Planning commission deputy chairman Montek Singh Ahluwalia will head a high-level team to Beijing for the first India-China Strategic Economic Dialogue scheduled from September 24 to 26. 

The event is devised as a major vehicle to address all trade and investment related issues to ensure that the bilateral trade reaches the set target of $100 billion by 2015.

India and China have been working on the principle of trying to build on the convergence while trying to narrow down the differences.

The meeting comes after the stand-off between the two countries over the issue of oil exploration in South China sea.

India will bring to the table the issues regarding the trade imbalance. The strategic economic dialogue is devised to enhance macro-economic policy coordination, promote exchanges and interactions and to address issues and challenges on the economic development.

The decision to establish the strategic economic dialogue, similar to the mechanism that exists between Beijing and Washington, was taken during the visit of Chinese premier Wen Jiabao in December 2010.
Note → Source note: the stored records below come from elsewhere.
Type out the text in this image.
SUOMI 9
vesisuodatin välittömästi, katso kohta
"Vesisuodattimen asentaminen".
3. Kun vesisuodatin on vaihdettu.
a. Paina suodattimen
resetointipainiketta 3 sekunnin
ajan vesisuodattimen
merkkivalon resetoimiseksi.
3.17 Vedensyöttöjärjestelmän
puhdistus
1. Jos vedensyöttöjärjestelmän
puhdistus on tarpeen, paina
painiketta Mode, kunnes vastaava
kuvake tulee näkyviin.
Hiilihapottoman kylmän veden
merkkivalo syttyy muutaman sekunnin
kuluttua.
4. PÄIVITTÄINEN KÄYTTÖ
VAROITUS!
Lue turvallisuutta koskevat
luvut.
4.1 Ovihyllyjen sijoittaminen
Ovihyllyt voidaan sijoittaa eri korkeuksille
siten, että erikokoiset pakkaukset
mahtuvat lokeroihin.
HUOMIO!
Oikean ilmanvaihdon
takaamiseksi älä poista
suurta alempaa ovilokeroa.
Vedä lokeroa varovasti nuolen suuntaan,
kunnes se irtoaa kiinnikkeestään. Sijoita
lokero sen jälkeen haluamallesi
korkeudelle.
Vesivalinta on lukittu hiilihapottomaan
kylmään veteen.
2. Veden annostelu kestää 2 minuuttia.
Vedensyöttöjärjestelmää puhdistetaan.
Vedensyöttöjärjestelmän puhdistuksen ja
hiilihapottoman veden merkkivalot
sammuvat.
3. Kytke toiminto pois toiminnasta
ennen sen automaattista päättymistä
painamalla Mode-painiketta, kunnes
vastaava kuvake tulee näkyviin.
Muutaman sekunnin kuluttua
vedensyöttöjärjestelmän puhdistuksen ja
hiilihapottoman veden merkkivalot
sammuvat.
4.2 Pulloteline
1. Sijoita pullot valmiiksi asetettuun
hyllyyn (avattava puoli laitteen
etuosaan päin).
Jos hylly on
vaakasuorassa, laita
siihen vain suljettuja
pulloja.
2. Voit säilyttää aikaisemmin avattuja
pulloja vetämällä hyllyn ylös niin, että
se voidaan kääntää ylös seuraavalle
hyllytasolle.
During that visit, the two countries had agreed to take measures to promote greater Indian exports to China that would help reduce India’s trade deficit. 

In the $60 billion worth of bilateral trade between India and China in 2010, the trade imbalance was as much as $20 bn in Beijing's favour. It was $16 bn the year before. India-China bilateral trade is expected to rise above $70 bn this year. “Trade imbalance has been a cause of concern. We are hopeful of Beijing looking into our concern,” said an Indian official.

Ahluwalia will hold talks with Zhang Ping, head of China's National Development and Reform Commission, which is China's equivalent of India’s Planning Commission.